Il coro delle manifestanti: «La notte ci piace vogliamo uscire in pace»

«Oggi abbiamo deciso di scendere nel luogo dell’accaduto per riappropriarci degli spazi e delle strade che ci appartengono perché come ribadiamo sempre, le strade sicure le fanno le donne che le attraversano». Sono le parole delle rappresentanti della Casa delle donne e Terni donne scese in piazza il pomeriggio del 26 settembre in segno di solidarietà verso la giovane donna che è stata violentata in pieno centro a Terni.

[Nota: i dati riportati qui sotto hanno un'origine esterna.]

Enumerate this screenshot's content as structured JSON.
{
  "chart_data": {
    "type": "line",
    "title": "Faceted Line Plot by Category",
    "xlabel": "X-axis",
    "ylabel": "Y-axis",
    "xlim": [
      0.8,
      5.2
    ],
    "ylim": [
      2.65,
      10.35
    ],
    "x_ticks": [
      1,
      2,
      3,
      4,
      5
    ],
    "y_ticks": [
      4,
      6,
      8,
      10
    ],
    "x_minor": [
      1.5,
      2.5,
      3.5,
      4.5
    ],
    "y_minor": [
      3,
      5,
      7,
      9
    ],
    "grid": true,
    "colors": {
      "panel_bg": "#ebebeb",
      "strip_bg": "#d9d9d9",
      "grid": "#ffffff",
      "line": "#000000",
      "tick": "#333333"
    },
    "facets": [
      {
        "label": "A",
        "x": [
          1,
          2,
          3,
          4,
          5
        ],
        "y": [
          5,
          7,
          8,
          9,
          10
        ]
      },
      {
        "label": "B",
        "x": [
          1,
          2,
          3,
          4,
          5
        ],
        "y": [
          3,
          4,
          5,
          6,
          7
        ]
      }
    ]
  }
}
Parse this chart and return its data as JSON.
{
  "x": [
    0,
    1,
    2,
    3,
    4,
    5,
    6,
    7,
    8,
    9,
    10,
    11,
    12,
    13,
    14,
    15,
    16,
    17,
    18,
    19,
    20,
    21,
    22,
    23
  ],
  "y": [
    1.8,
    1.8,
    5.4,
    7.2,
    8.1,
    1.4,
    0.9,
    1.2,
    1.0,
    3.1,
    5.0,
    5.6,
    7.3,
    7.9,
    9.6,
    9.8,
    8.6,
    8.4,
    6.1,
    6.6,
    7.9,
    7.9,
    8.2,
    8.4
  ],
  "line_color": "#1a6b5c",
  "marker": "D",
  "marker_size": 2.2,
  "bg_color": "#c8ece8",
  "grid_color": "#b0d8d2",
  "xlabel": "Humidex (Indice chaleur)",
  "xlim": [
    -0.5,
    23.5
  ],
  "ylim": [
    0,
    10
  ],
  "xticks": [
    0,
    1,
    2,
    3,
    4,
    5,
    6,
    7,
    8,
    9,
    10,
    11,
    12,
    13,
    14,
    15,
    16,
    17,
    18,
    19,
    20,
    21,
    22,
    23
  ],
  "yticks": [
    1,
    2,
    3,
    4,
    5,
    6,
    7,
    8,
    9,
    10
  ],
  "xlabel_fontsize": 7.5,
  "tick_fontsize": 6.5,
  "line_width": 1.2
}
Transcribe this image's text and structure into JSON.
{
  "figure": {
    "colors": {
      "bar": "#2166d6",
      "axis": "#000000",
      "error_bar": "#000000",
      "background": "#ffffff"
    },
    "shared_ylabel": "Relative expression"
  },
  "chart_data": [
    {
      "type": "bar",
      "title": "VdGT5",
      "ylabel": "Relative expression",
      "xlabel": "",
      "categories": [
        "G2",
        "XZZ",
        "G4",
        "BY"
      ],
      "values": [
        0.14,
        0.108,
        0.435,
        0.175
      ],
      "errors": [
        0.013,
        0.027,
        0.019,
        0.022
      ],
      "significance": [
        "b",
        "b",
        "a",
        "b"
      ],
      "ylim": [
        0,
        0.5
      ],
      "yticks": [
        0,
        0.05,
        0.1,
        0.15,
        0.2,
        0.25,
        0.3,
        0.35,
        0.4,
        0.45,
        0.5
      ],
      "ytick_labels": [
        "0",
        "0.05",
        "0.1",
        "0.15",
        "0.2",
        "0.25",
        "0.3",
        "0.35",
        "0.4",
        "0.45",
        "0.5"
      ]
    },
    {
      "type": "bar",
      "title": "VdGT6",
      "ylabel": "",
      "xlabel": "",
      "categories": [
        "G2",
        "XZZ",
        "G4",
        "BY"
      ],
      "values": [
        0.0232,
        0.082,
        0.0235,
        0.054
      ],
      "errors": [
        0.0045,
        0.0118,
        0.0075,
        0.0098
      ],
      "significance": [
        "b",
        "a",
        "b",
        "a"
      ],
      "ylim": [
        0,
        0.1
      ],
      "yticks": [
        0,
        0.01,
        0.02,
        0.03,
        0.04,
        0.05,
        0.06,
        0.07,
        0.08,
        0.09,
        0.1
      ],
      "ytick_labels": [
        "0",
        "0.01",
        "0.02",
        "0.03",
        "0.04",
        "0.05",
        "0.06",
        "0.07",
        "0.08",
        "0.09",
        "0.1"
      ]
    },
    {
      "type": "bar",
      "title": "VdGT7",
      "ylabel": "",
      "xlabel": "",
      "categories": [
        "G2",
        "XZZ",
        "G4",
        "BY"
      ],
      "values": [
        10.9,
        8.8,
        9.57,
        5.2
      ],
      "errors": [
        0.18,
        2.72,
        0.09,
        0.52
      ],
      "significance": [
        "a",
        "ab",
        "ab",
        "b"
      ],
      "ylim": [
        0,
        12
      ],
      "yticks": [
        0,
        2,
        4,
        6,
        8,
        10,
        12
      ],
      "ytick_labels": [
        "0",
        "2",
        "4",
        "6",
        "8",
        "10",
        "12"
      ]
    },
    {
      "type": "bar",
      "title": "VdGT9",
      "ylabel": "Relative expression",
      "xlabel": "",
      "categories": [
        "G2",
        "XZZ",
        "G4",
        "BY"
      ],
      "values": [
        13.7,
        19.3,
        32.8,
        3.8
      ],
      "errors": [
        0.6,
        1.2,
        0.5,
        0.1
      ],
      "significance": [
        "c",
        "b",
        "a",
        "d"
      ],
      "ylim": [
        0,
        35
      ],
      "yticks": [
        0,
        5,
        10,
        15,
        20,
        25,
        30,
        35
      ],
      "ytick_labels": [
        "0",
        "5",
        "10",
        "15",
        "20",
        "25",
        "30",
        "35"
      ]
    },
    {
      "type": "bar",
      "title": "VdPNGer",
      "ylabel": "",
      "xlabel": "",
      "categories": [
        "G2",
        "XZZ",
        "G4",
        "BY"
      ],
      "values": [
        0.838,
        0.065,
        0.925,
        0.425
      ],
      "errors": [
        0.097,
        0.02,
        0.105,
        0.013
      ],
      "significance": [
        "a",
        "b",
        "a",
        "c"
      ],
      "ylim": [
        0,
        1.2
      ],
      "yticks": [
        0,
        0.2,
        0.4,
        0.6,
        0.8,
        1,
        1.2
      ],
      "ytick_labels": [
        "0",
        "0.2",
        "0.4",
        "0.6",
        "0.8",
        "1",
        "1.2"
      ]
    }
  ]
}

«Rabbia, ira, dispiacere, dolore, sdegno, collera, sofferenza. Queste sono solo alcune delle emozioni che stiamo provando in queste ore. In questi ultimi giorni – proseguono le manifestanti – abbiamo ricevuto notizie atroci che ci hanno devastate. Dall’inizio dell’anno sono state uccise 76 donne, non abbiamo fatto in tempo a leggere i nomi di Giusi Massetti e Martina Gleboni, ammazzate entrambe in ambito familiare, che ci è stata comunicata l’aggressione fisica ai danni di un’altra sorella, per giunta nostra concittadina».

E ancora: «Vogliamo essere libere di vivere e attraversare questa città senza aver paura di essere aggredite, molestate e violentate. Vogliamo essere libere di uscire senza pensare all’orario e a quale strada percorrere. Vogliamo essere libere di non tenere in mano le chiavi come fossero una possibile autodifesa, vogliamo essere libere di camminare da sole senza pensare chi chiamare per tenerci compagnia. Da anni ormai ribadiamo che la violenza di genere, in qualsiasi forma si manifesti, è un fenomeno strutturale che va affrontato con urgenza perché non c’è più tempo. Non sono mai tutti gli uomini ma siamo sempre noi donne a morire e ad essere aggredite».